The castle was built during the early 12th century on land that was presented to Ralph de Pomeroy by the King of England, William the Conqueror, as a reward for his loyalty and support during the Norman invasion of England.
The castle was home to the Pomeroy family for nearly 500 years after the Norman conquest.The lands were forfeited in 1549 when Thomas Pomeroy took part in a religious rebellion. The castle passed to Sir Edward Seymour, who built a mansion within the walls of the Norman castle.
The castle was ravaged during the Civil War (Oliver Cromwell's Roundheads Vs the Cavaliers who fought for Royalty) and was further damaged by fire in the early 18th century, after which no one has wanted to live their due to it's dark history. It is now reported to be one of the most haunted buildings in the United Kingdom.

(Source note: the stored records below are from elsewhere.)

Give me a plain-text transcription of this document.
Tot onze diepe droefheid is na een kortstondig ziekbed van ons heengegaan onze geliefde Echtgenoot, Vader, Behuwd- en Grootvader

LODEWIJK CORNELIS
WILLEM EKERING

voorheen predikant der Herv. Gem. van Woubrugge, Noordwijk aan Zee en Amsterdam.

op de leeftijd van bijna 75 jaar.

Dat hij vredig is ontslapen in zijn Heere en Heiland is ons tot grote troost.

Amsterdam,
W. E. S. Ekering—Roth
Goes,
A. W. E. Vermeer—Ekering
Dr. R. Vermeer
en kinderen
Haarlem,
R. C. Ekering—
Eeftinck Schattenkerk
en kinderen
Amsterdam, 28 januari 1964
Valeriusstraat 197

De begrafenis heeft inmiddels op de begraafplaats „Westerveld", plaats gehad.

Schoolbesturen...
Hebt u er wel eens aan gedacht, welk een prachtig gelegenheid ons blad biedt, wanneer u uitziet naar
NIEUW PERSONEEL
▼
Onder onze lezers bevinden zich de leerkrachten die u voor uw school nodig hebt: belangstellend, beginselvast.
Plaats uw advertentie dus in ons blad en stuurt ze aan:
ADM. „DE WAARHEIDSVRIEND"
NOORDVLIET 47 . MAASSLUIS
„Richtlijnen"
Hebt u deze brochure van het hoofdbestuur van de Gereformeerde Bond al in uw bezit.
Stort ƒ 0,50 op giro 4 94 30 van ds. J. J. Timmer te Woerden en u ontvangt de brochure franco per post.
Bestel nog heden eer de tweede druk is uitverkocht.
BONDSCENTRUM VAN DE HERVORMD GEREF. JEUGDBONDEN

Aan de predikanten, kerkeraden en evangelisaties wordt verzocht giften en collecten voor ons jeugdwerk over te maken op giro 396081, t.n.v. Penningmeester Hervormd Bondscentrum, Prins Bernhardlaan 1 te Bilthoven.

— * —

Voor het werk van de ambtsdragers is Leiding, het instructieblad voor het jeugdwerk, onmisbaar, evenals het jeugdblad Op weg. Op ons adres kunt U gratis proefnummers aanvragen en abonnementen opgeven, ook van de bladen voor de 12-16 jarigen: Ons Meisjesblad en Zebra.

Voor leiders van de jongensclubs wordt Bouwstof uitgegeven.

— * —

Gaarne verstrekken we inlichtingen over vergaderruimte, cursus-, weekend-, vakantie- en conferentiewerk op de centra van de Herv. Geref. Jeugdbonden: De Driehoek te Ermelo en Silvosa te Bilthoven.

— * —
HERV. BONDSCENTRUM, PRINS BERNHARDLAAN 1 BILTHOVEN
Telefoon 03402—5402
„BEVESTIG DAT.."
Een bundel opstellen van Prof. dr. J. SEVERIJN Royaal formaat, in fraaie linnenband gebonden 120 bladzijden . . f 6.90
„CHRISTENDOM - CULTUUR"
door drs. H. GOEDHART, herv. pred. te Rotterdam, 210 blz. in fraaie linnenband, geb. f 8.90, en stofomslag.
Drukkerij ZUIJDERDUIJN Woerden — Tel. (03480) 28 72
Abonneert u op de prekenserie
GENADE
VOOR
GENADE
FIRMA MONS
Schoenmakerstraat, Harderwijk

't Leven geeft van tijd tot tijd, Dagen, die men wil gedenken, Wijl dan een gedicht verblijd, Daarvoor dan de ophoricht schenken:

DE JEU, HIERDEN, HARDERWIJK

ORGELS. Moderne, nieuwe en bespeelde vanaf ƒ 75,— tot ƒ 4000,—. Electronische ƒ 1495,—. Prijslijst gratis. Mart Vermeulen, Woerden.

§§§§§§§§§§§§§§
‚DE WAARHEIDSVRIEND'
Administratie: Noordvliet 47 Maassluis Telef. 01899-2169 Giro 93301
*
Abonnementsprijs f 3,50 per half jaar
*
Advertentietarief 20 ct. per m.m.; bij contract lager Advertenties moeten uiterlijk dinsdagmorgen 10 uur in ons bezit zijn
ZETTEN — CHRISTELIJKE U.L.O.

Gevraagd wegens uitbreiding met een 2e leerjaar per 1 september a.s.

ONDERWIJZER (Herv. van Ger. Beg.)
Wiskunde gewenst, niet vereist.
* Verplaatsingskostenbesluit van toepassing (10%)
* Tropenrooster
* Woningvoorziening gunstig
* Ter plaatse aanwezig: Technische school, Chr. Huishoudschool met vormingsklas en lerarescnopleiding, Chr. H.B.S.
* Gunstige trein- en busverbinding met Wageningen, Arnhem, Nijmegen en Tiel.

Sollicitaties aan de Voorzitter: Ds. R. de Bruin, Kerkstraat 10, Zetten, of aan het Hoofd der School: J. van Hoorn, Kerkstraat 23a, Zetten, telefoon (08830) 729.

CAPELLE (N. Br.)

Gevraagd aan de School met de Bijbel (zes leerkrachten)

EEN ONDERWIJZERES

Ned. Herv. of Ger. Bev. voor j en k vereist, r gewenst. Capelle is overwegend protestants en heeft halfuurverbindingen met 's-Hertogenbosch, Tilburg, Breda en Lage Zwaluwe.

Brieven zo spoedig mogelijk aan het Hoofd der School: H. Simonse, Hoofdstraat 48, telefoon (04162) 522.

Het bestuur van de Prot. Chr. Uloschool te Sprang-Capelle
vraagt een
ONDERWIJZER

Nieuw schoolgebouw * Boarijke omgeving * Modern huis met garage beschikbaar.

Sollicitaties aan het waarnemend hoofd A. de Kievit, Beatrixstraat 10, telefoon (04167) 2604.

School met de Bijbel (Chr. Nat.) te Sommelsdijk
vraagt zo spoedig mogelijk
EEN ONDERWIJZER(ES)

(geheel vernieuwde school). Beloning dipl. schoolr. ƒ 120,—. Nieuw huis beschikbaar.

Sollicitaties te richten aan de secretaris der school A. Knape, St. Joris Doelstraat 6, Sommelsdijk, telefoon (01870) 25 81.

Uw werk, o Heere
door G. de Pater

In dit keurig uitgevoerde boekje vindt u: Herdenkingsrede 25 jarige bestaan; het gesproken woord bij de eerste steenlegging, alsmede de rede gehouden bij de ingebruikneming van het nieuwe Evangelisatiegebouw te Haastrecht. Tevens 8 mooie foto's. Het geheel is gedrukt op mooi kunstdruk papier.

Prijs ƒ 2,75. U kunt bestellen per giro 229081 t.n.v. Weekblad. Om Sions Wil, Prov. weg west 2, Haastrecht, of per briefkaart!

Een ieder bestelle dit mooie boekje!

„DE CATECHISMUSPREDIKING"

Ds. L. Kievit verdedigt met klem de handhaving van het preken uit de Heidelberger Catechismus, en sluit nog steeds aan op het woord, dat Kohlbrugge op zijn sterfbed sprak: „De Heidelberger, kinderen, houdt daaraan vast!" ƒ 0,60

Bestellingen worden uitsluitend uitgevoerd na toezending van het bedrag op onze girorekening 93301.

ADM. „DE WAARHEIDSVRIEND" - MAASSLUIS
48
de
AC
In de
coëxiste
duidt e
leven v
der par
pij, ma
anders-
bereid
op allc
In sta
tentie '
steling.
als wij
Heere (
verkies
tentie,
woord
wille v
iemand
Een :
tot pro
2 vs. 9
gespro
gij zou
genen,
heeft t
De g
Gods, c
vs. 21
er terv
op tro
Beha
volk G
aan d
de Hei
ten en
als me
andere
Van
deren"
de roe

One of the ghosts is known as the White Lady. She haunts the dungeons, and rises from St. Margaret's Tower to the castle ramparts. Those who report seeing this figure associate it with feelings of depression, fear and malevolence. She has been identified as the ghost of Lady Margaret Pomeroy who was imprisoned in the dungeons by her sister, Lady Eleanor.
Eleanor was insanely jealous of her younger and prettier sister, and is said to have incarcerated her because of a love rivalry, after Lord Pomeroy left to go on a crusade and left Eleanor in charge. Margaret was imprisoned in the castle dungeons for nearly two decades, before Eleanor allowed her a slow and painful death through starvation.

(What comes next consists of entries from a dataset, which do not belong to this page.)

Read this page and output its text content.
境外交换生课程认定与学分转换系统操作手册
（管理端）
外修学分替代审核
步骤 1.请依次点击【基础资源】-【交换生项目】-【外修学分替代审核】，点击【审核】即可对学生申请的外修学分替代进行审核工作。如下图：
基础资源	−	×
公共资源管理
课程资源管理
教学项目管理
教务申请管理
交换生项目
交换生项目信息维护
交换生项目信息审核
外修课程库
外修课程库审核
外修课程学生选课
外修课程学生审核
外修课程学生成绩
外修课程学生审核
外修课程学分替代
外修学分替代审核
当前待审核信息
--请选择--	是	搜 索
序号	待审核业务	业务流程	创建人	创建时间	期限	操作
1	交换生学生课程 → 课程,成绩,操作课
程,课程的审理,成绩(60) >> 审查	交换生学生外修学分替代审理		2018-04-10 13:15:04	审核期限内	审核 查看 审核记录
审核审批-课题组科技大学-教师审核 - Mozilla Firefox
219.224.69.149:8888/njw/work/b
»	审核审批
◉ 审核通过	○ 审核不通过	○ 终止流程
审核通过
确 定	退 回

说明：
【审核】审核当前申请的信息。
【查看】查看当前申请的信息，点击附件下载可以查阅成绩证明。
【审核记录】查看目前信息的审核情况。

A blue light has been seen on a particular day every year in St Margaret's Tower, usually during the evening. The blue light has been witnessed by many people in the past including Peter Underwood and his colleagues during an overnight investigation some years ago.
A second ghost is the Blue Lady, she has been reported there as far back as the 18th century. Dressed in a long blue cape and hood it has been claimed that she tries to lure men to their death by seeking help in unsafe areas of the castle.
Said to be the spirit of the daughter of an early Norman lord, who after an incestuous relationship with her father, she gave birth to a child. Shortly after it's birth, her father strangled the baby in one of the upper rooms of the tower. In another version of the story it is said that she hated the child so much that she strangled it herself. It is said that because she smothered her child, her troubled spirit can find no rest, and she is often seen wringing her hands in anguish. At various times, the cries of the murdered infant can be heard throughout the castle.
The photo above was taken in the early 1900's with the image of a ghost in the doorway of the gatehouse, while the castle was still encased in Ivy, before English Heritage took management. The figure appears to be of a woman in a long dress. It's thought that it could be the Blue Lady.
Sir Walter Farquhar was a witness to the Blue Lady in the late 18th century. He was a prominent doctor of the time and was in the castle attending to the wife of a steward who had fallen ill. He saw "a stunning young woman, who was wringing her hands in obvious distress," and he watched the figure move up a stairway and into a room upstairs.
With no prior knowledge of the legends of the Blue Lady he asked the steward who the figure was. Showing signs of considerable distress, the steward explained that the appearance of the figure was an omen of death. He thought that this meant that his wife would die. The doctor dismissed the idea, and confirmed that the woman was recovering well. But in fact the steward was rightly concerned, his wife suddenly died later that day.
Modern investigations in Berry Pomeroy Castle has resulted in many reports of apparitions, shadows, photographic failure, paranormal sounds and more. It has been documented that some visitors to the castle who have taken a small memento, such as a small stone etc., have quickly returned it as they feel that part of the foreboding and lingering feel of evil has followed them home.